What are some recovery resources for the LBGTQ community?

There are many locally. Southwest Center for HIV/AIDS offers support for people who are HIV positive combined with behavioral health services and support groups. One-n-Ten is a great support for young people. There are local therapists in the valley who are offering support groups to specific subpopulations within the LGBTQ+ community. And lastly, there is Lambda Phoenix Center which is a local LGBTQ+ 12-step recovery club where meetings are currently being offered online and in-person.


Any final thoughts?

The local behavioral health community in Arizona has come a long way in the last 10 years. Having spent over a decade providing LGBTQ+ training for thousands of counselors and medical professionals throughout the state, it has been incredibly rewarding to witness these changes. 

Historically, a more generalized LGBTQ+ 101 training was sufficient to educate clinicians on the basics. A shift in more recent years is to take clinicians beyond the basics by offering specialized training pertaining to each specific subgroup within the community. The differences that exist within the LGBTQ+ community are vast. For example, gay men manage stress differently than lesbians, and the complexities that transgender and gender nonconforming clients face is extremely distinct compared to those who do not identify as such. Learning on a deeper level the culture, trends, and clinical needs of each specific subgroup within the community can have tremendous value for clinicians and therefore the clients they serve.

Kyle Penniman MSW, LISAC, CADAC

With over 20 years of clinical and leadership experience in the behavioral health field, Kyle has spent over a decade providing training and consultation to behavioral health professionals who serve LGBTQ+ individuals and families.
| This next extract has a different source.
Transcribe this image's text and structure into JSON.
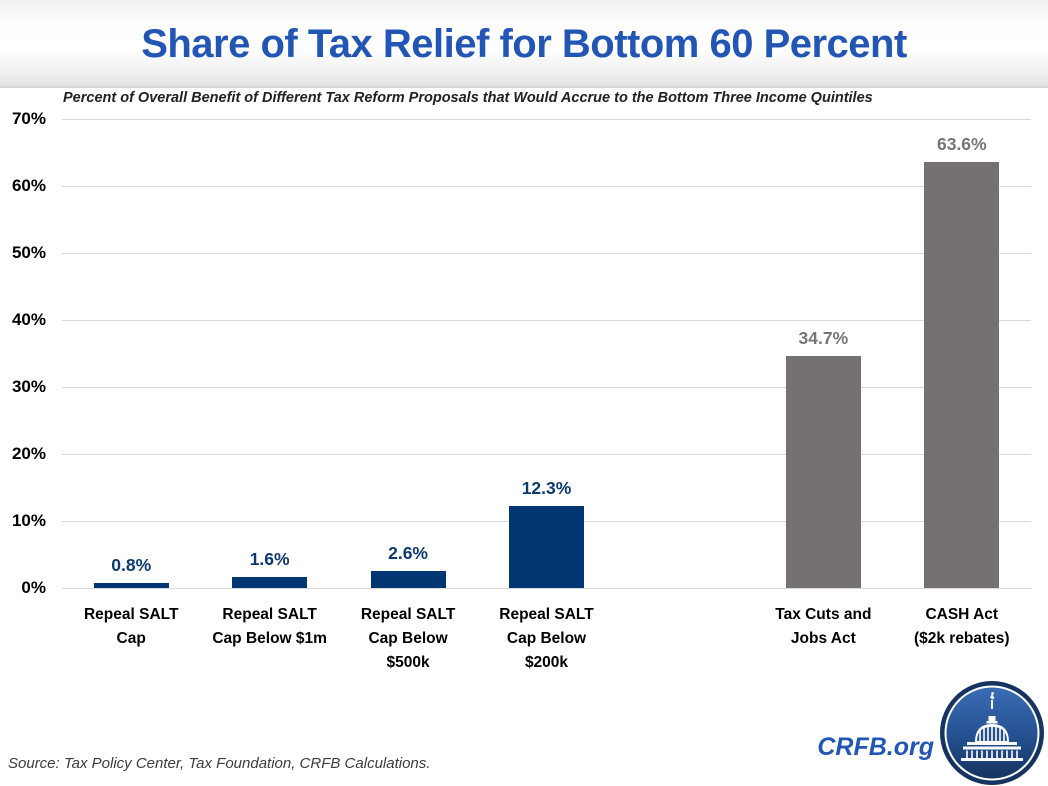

He has been an active leader with various state and local initiatives, and in 2009, created Stonewall Institute, which is an outpatient substance use treatment center located in Phoenix. In 2016, Kyle was presented with Sierra Tucson’s annual “Spirit Award” for his outstanding contribution to the LGBTQ+ community. In 2005, he graduated with a 4.00 GPA from the Master of Social Work (MSW) program at Arizona State University and is an independently licensed counselor through the Arizona Board of Behavioral Health Examiners.